What to know about City of Edinburgh Council
- Clothing grant 2025/26: £120 primary, £150 secondary (Scottish Government floor).
- Placing requests routinely refused in oversubscribed catchments — Boroughmuir refused 60 non-catchment S1 requests in 2020. Gillespie's, South Morningside, Sciennes, Bruntsfield and Towerbank routinely refuse non-catchment applicants.
- Active Gaelic-medium strand: Bun-sgoil Taobh na Pàirce primary → James Gillespie's GME secondary stream.
- Rebuilt three major secondaries within a decade (Boroughmuir 2018, Portobello 2016, James Gillespie's 2016) — unusual capital intensity reflecting roll pressure.
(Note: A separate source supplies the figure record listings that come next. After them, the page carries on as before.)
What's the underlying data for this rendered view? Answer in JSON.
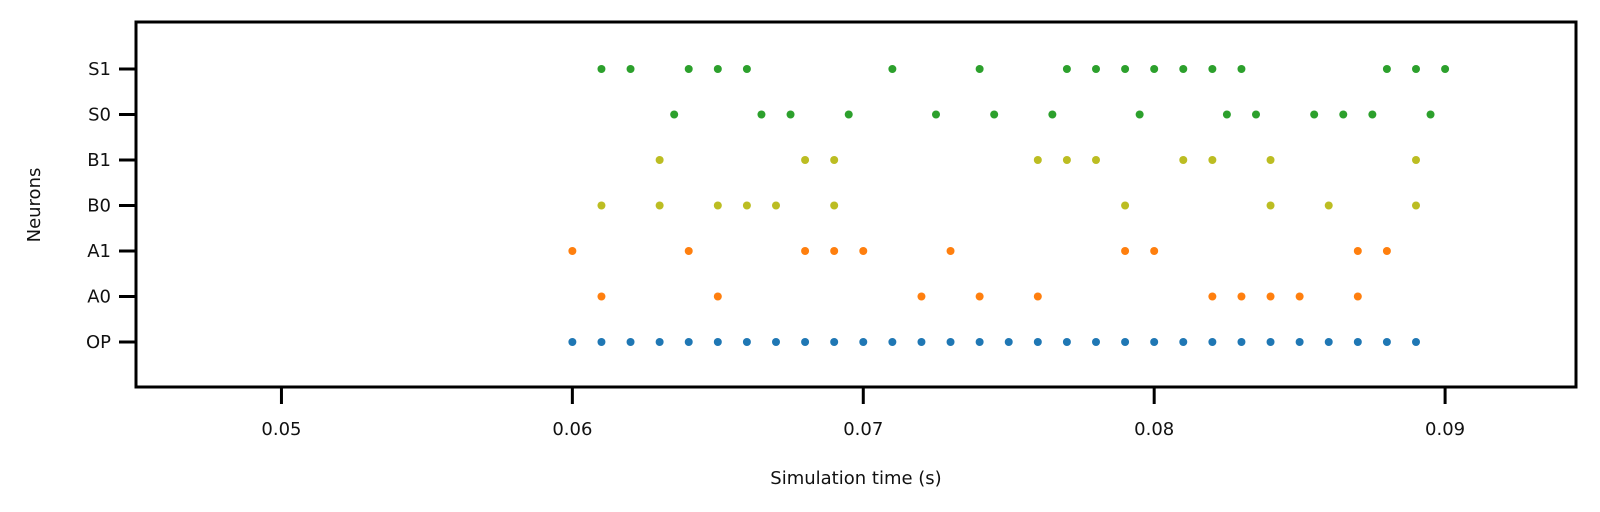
{
  "chart_data": {
    "type": "scatter",
    "title": "",
    "xlabel": "Simulation time (s)",
    "ylabel": "Neurons",
    "xlim": [
      0.045,
      0.0945
    ],
    "x_ticks": [
      0.05,
      0.06,
      0.07,
      0.08,
      0.09
    ],
    "x_tick_labels": [
      "0.05",
      "0.06",
      "0.07",
      "0.08",
      "0.09"
    ],
    "categories": [
      "OP",
      "A0",
      "A1",
      "B0",
      "B1",
      "S0",
      "S1"
    ],
    "grid": false,
    "series": [
      {
        "row": "OP",
        "color": "#1f77b4",
        "x": [
          0.06,
          0.061,
          0.062,
          0.063,
          0.064,
          0.065,
          0.066,
          0.067,
          0.068,
          0.069,
          0.07,
          0.071,
          0.072,
          0.073,
          0.074,
          0.075,
          0.076,
          0.077,
          0.078,
          0.079,
          0.08,
          0.081,
          0.082,
          0.083,
          0.084,
          0.085,
          0.086,
          0.087,
          0.088,
          0.089
        ]
      },
      {
        "row": "A0",
        "color": "#ff7f0e",
        "x": [
          0.061,
          0.065,
          0.072,
          0.074,
          0.076,
          0.082,
          0.083,
          0.084,
          0.085,
          0.087
        ]
      },
      {
        "row": "A1",
        "color": "#ff7f0e",
        "x": [
          0.06,
          0.064,
          0.068,
          0.069,
          0.07,
          0.073,
          0.079,
          0.08,
          0.087,
          0.088
        ]
      },
      {
        "row": "B0",
        "color": "#bcbd22",
        "x": [
          0.061,
          0.063,
          0.065,
          0.066,
          0.067,
          0.069,
          0.079,
          0.084,
          0.086,
          0.089
        ]
      },
      {
        "row": "B1",
        "color": "#bcbd22",
        "x": [
          0.063,
          0.068,
          0.069,
          0.076,
          0.077,
          0.078,
          0.081,
          0.082,
          0.084,
          0.089
        ]
      },
      {
        "row": "S0",
        "color": "#2ca02c",
        "x": [
          0.0635,
          0.0665,
          0.0675,
          0.0695,
          0.0725,
          0.0745,
          0.0765,
          0.0795,
          0.0825,
          0.0835,
          0.0855,
          0.0865,
          0.0875,
          0.0895
        ]
      },
      {
        "row": "S1",
        "color": "#2ca02c",
        "x": [
          0.061,
          0.062,
          0.064,
          0.065,
          0.066,
          0.071,
          0.074,
          0.077,
          0.078,
          0.079,
          0.08,
          0.081,
          0.082,
          0.083,
          0.088,
          0.089,
          0.09
        ]
      }
    ]
  }
}
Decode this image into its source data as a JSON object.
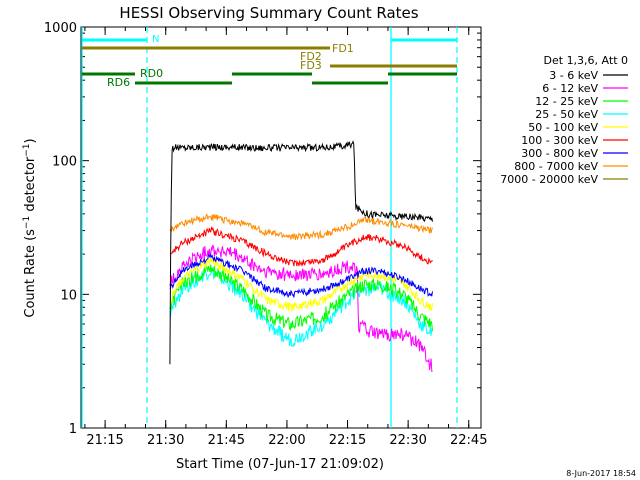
{
  "chart_data": {
    "type": "line",
    "title": "HESSI Observing Summary Count Rates",
    "xlabel": "Start Time (07-Jun-17 21:09:02)",
    "ylabel": "Count Rate (s⁻¹ detector⁻¹)",
    "yscale": "log",
    "ylim": [
      1,
      1000
    ],
    "xlim_minutes_since_21_09_02": [
      0,
      99
    ],
    "xticks": [
      "21:15",
      "21:30",
      "21:45",
      "22:00",
      "22:15",
      "22:30",
      "22:45"
    ],
    "yticks": [
      "1",
      "10",
      "100",
      "1000"
    ],
    "legend_title": "Det 1,3,6, Att 0",
    "legend_position": "right",
    "series": [
      {
        "name": "3 - 6 keV",
        "color": "#000000",
        "t": [
          22,
          22,
          22.5,
          33,
          44,
          55,
          65,
          67.5,
          68,
          71,
          80,
          87
        ],
        "v": [
          3,
          7,
          125,
          127,
          125,
          125,
          128,
          135,
          45,
          40,
          38,
          37
        ]
      },
      {
        "name": "6 - 12 keV",
        "color": "#ff00ff",
        "t": [
          22,
          25,
          32,
          38,
          45,
          52,
          60,
          65,
          68.5,
          68.6,
          73,
          80,
          85,
          86,
          87
        ],
        "v": [
          12,
          16,
          22,
          20,
          15,
          14,
          14,
          16,
          16,
          6,
          5,
          5,
          4,
          3,
          3
        ]
      },
      {
        "name": "12 - 25 keV",
        "color": "#00ff00",
        "t": [
          22,
          25,
          32,
          40,
          46,
          52,
          60,
          66,
          70,
          74,
          80,
          84,
          87
        ],
        "v": [
          8,
          12,
          16,
          11,
          7,
          6,
          7,
          10,
          12,
          12,
          10,
          7,
          6
        ]
      },
      {
        "name": "25 - 50 keV",
        "color": "#00ffff",
        "t": [
          22,
          25,
          32,
          40,
          46,
          52,
          60,
          66,
          70,
          74,
          80,
          84,
          87
        ],
        "v": [
          7,
          11,
          15,
          10,
          6,
          4.5,
          6,
          9,
          11,
          11,
          9,
          6,
          5
        ]
      },
      {
        "name": "50 - 100 keV",
        "color": "#ffff00",
        "t": [
          22,
          25,
          32,
          40,
          46,
          52,
          60,
          66,
          70,
          74,
          80,
          84,
          87
        ],
        "v": [
          9,
          13,
          18,
          13,
          9,
          8,
          9,
          12,
          14,
          14,
          12,
          9,
          8
        ]
      },
      {
        "name": "100 - 300 keV",
        "color": "#ff0000",
        "t": [
          22,
          25,
          32,
          40,
          46,
          52,
          60,
          66,
          70,
          74,
          80,
          84,
          87
        ],
        "v": [
          20,
          24,
          30,
          25,
          20,
          17,
          18,
          23,
          27,
          26,
          23,
          19,
          17
        ]
      },
      {
        "name": "300 - 800 keV",
        "color": "#0000ff",
        "t": [
          22,
          25,
          32,
          40,
          46,
          52,
          60,
          66,
          70,
          74,
          80,
          84,
          87
        ],
        "v": [
          11,
          15,
          19,
          15,
          11,
          10,
          11,
          13,
          15,
          15,
          13,
          11,
          10
        ]
      },
      {
        "name": "800 - 7000 keV",
        "color": "#ff8c00",
        "t": [
          22,
          25,
          32,
          40,
          46,
          52,
          60,
          66,
          70,
          74,
          80,
          84,
          87
        ],
        "v": [
          30,
          34,
          38,
          34,
          29,
          27,
          28,
          32,
          36,
          35,
          33,
          31,
          30
        ]
      },
      {
        "name": "7000 - 20000 keV",
        "color": "#8b7d00",
        "t": [],
        "v": []
      }
    ],
    "annotations": [
      {
        "label": "N",
        "color": "#00ffff"
      },
      {
        "label": "FD1",
        "color": "#8b7d00"
      },
      {
        "label": "FD2",
        "color": "#8b7d00"
      },
      {
        "label": "FD3",
        "color": "#8b7d00"
      },
      {
        "label": "RD0",
        "color": "#00aa00"
      },
      {
        "label": "RD6",
        "color": "#00aa00"
      }
    ]
  },
  "footer": {
    "date_stamp": "8-Jun-2017 18:54"
  }
}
- Catchment redraws have been politically contentious, particularly the South Morningside / Boroughmuir boundary.
EduSCOT verdict
Edinburgh works exceptionally well for families who can either afford a south-central catchment, or afford independent fees — ideally both. The top state secondaries are genuinely competitive with the fee-paying sector on raw attainment, but the trade-off is brutal: catchment housing carries a measurable premium, oversubscription means non-catchment placement is mostly hopeless, and the gap between premium south-central schools and outlying schemes (Castlebrae, Wester Hailes) is one of the widest in Scotland. For families with a £600k+ budget targeting Marchmont/Morningside, Edinburgh is arguably the best state-school city in the UK. For families priced into peripheral schemes, the offer is materially weaker than the city's reputation suggests. The middle ground — Portobello, Leith, Corstorphine — offers solid, improving schools at more reasonable prices.
Best for
Professional families with £500k+ housing budget targeting south-central catchments; families committed to or open to the independent sector; academics with University of Edinburgh links.
Watch out for
A postcode mistake costs you the catchment school. Independent sector fees jumped 7–18% after VAT in 2025. Peripheral schemes have very different academic outcomes from central catchments.